Florida-bred Bridgetown didn’t get the best start in the $150,000 Woodford Stakes (G3) Saturday at Keeneland, but in the end things turned out just fine as the Florida-bred went on to take his second stake in his last two races. The son of Speightstown had won the $100,000 Troy Stakes at Saratoga in his last start on Aug. 15.
Trained by Todd Pletcher for breeder Eugene Melnyk’s Melnyk Racing Stables which is based in Ocala, Fla., Bridgetown got off to an uncharacteristic slow start in the five and one-half furlong turf event. (A slow start for Bridgetown is one in which he is not immediately on the lead.) However, jockey Javier Castellano was unfazed and let the 5-year-old horse settle behind leaders Great Mills and Ginplay and just to the inside of Chamberlain Bridge as they went the first quarter-mile in a brisk :21.67.
“My horse didn’t break that sharp,” Castellano said. “I took my time on the backside. They went pretty fast in the first quarter mile.”
As the field went around the far turn, Castellano did not want to get boxed in on the rail so he took Bridgetown to the outside. As they turned for home, Gin Play fell out of contention while Great Mills began to pull away and had daylight on Bridgetown in second with Chamberlain Bridge still in pursuit on the outside. After passing the eighth pole, Bridgetown would not give in and as they came to the sixtheenth pole he began to pass Great Mills, eventually getting to the wire a length in front of him with Chamberlain Bridge another half-length back in third. Bridgetown stopped the clock in 1:02.55.
“It was a beautiful trip,” Castellano continued. “It worked out great for me. He settled beautifully behind the leaders and when I asked him he responded so well. He got it done.”
This is a beautiful place. It couldn’t be better. I love Keeneland. I have had a lot of fun, a lot of success. I’m looking forward to more.”
It was the ninth career victory for Bridgetown and somewhat unusual in that in seven of his previous eight triumphs he had been on or very near the lead.
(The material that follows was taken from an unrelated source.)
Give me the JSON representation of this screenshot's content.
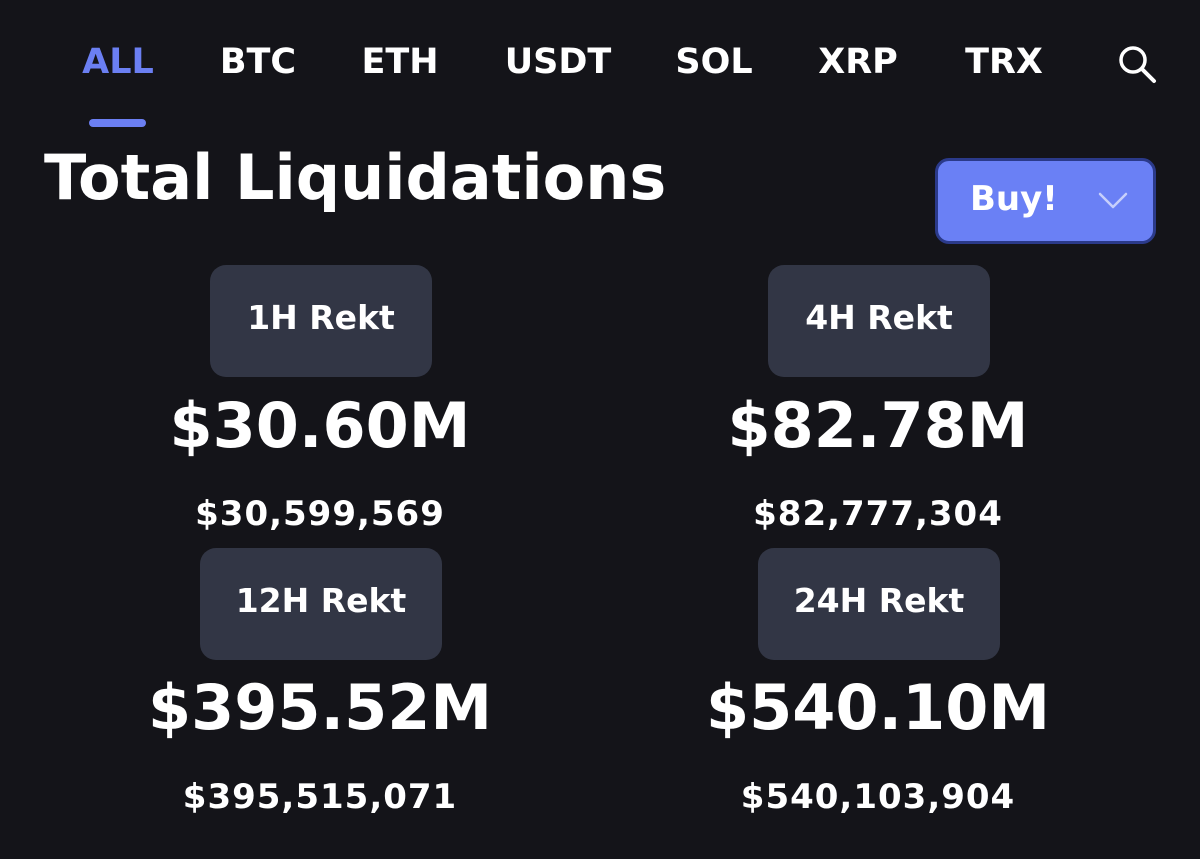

The only time Bridgetown had won coming from as far back as three lengths off the lead was in August of 2010 when he won the $70,000 Latham Stakes at Saratoga after being fifth, three and-a-half lengths off the pace setters.
Not having the early lead did not seem to concern Michael Dilger, Todd Pletcher’s assistant trainer at Keeneland.
“A race this short we thought Javier (Castellano) could do whatever he thought best,” Dilger said. “He knows the horse well; he’s ridden him plenty of times before. I think he rode a great race.”
Bridgetown earned $90,000 for the win and pushed his career earnings to $934,700 from 19 lifetime starts. Sent off as the odds-on favorite with 4-5 odds, Bridgetown paid $3.40 to win, $2.20 to place and $2.10 to show. Great Mills returned $3.60 and $2.60 while Chamberlain Bridge paid $2.20 to show.
Although the Woodford did not carry a “Win and You’re In” invitation to the Breeders’ Cup, Bridgetown is a likely candidate for the $1 million Breeders’ Cup Turf Sprint (G1) to be run at Santa Anita in Arcadia, Calif., on Nov. 3. Great Mills is another possibility for the race, but trainer Bret Calhoun said Chamberlain Bridge will not try to repeat his 2010 win in the Turf Sprint.
“I don’t think we will go to the Breeders’ Cup,” Calhoun said after the Woodford. “I don’t think [Santa Anita’s] downhill [turf] course would be to his liking. He’s been awful good to us. He’s still healthy and sound and we hope to be able to keep running.”